RFI: Estava a falar do impacto que isto tem a nível da sociedade e, nomeadamente, para o dia-a-dia das mulheres. Como se poderia qualificar o quotidiano das mulheres neste momento?

Elisa Tavares: Neste momento, as mulheres estão a sofrer bastante. As mulheres é que garantem a economia doméstica, garantem a escola, garantem a saúde e a alimentação em casa.

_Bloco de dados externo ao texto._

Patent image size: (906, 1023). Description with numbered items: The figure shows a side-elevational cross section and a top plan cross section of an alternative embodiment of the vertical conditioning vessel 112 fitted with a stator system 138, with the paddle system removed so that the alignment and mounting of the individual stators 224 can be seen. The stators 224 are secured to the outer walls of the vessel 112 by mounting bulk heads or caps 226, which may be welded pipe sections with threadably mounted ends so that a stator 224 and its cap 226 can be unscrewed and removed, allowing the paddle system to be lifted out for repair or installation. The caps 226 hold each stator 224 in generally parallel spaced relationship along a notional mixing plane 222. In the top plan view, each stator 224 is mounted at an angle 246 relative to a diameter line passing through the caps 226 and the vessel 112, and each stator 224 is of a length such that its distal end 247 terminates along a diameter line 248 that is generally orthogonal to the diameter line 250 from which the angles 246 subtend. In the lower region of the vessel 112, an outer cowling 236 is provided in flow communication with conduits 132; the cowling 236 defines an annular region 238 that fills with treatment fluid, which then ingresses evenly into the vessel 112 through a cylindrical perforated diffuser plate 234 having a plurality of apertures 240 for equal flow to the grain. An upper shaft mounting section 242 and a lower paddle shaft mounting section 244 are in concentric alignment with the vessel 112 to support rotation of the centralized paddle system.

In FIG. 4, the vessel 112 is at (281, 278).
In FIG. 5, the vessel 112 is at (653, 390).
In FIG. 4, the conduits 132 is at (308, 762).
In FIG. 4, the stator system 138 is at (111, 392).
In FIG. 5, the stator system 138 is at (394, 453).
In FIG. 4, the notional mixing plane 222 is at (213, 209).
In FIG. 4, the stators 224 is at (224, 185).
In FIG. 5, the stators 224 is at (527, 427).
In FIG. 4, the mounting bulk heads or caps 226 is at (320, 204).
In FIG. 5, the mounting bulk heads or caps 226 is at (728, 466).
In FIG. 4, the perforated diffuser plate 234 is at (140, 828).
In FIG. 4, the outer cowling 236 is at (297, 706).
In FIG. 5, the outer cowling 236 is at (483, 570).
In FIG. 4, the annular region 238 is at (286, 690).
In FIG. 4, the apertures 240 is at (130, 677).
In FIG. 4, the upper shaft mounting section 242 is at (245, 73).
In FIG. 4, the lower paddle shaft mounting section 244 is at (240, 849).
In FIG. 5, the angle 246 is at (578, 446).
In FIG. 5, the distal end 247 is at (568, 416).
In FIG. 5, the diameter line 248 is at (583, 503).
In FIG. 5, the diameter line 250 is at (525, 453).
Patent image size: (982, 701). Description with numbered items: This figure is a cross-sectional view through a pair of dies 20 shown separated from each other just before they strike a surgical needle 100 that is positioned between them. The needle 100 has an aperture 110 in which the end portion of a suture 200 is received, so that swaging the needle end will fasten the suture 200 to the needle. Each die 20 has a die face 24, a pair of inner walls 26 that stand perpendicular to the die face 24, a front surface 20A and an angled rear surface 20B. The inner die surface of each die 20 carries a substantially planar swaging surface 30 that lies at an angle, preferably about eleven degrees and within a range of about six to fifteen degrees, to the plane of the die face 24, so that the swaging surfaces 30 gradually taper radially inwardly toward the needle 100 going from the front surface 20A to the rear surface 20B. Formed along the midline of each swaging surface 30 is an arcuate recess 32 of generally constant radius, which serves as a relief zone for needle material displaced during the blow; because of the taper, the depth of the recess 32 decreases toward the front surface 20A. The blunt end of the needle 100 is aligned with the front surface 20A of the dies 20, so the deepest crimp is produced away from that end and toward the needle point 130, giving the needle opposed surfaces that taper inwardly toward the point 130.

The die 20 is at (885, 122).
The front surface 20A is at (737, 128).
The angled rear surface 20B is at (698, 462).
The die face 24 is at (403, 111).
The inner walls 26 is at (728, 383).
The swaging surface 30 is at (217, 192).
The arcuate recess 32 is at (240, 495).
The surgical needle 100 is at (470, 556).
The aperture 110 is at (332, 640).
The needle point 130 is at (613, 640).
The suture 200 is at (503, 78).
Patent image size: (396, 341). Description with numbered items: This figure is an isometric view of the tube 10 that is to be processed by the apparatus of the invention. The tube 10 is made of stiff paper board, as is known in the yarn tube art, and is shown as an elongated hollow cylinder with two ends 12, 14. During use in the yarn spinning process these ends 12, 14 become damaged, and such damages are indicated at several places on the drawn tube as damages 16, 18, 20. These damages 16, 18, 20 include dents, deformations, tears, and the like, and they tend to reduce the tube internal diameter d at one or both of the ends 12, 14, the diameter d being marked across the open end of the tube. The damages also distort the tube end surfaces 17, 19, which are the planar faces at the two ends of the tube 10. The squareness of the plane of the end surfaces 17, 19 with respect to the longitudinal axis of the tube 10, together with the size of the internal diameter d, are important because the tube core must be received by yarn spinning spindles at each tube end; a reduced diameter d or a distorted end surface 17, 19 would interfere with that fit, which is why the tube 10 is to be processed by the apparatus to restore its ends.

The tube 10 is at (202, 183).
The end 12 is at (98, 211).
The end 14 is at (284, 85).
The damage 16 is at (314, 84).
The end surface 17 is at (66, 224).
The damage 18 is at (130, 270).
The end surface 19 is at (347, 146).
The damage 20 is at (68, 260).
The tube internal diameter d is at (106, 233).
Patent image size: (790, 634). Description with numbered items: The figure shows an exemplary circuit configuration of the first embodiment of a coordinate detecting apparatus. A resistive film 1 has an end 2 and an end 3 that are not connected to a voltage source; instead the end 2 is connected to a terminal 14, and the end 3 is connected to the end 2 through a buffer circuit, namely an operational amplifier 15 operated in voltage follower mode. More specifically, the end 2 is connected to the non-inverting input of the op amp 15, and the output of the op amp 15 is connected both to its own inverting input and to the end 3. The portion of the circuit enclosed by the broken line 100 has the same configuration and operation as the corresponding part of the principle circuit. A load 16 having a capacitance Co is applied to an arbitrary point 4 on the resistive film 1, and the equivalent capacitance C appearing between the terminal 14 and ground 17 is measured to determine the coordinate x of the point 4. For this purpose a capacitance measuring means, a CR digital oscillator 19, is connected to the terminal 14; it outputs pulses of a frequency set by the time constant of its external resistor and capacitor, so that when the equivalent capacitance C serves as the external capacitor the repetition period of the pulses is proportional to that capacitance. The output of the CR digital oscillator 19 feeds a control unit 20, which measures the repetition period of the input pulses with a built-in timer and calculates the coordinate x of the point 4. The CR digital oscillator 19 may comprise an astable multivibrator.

Hoje com a situação de instabilidade, por exemplo as mulheres que saem para ir ao campo, para irem comprar bens fora do país, vir vender, comprar produtos que se devem conservar, como frutas, legumes, hortaliças, isto tudo está hoje em dia a ser desenvolvido com uma certa dificuldade. As mulheres vão ou não vão, estão com receio de sair para ir procurar. Quando vão, trazem coisas em menores quantidades e com receio de levar ao mercado. Não se sabe se eu compro quantidades, como é que vou gerir se houver conflito. Temos que estar em alerta para fugir. São situações que complicam a vida diária das mulheres. A fugir e correr porque há tiroteio de um lado, há tiroteio de outro lado, ninguém consegue garantir a sua subsistência. Vê-se mesmo na administração pública como está a funcionar a meio-gás. Ninguém tem coragem de deixar a criança ir à escola. Vou trabalhar, não sei se vou e volto, em que condições. Falta mesmo aquela auto-estima, vontade de sair de casa para ir trabalhar. Não é que não quero ir trabalhar, mas estou com receio do que depois vai acontecer. Também depende da nossa vontade, não vou dizer só dos políticos, mas também da sociedade civil, da população em geral, porque temos que contribuir todos para a estabilização do país. Isso é uma responsabilidade não só dos políticos, são os políticos em primeiro lugar, mas de nós todos. Contudo, os políticos devem assumir as suas responsabilidades.

RFI: A covid-19 também passou por aí. Também teve o seu impacto.

Elisa Tavares: A covid-19 teve um grande impacto, por exemplo, quando falamos da décima legislatura, a legislatura actual que coincidiu com a covid. Esta doença foi também um factor de instabilidade. Como todos sabem, depois das eleições, houve aquela situação de impasse de aceitação dos resultados eleitorais que demorou bastante e que coincidiu com o início da pandemia. Foi uma governação com instabilidade política e com instabilidade sanitária. Isto complicou o início da legislatura em que também houve muitas situações conflituosas que chegaram até este ponto. A covid-19 não ajudou e até este momento não está a ajudar. As recomendações feitas pelo Alto Comissariado para a covid-19 para o cumprimento das regras estão a ser conectadas com situações políticas que estão piorar ainda mais as coisas. A covid-19 faz parte dos factores de instabilidade política aqui na Guiné-Bissau.

RFI: A seu ver, o que é que pode acontecer? Tem receio que isto possa resvalar para algo pior?

Elisa Tavares: Eu sou muito optimista. Eu sei que este povo é pacífico. Mas hoje em dia, vê-se alguma alteração nas pessoas. Tudo o que está a acontecer na Guiné-Bissau depende mesmo da vontade dos guineenses. É uma questão de decidir inverter. Depende da vontade pessoal de cada um dos actores políticos, os militares. Neste caso, por exemplo, o que se pode fazer? É sentar-se, dialogar. Agora como? Tem que se criar ambiente para isso, não é com as armas. Já temos provas de que as armas não resolvem problemas e nem vão resolver nunca problemas, pelo contrário. Neste momento, é preciso respeitar as regras, a Constituição da República. Temos que proporcionar mesas de diálogo. Só com o diálogo é que o país pode avançar, saber fazer oposição, a oposição que vai favorecer a população, uma oposição construtiva. Também é um factor que devemos pensar.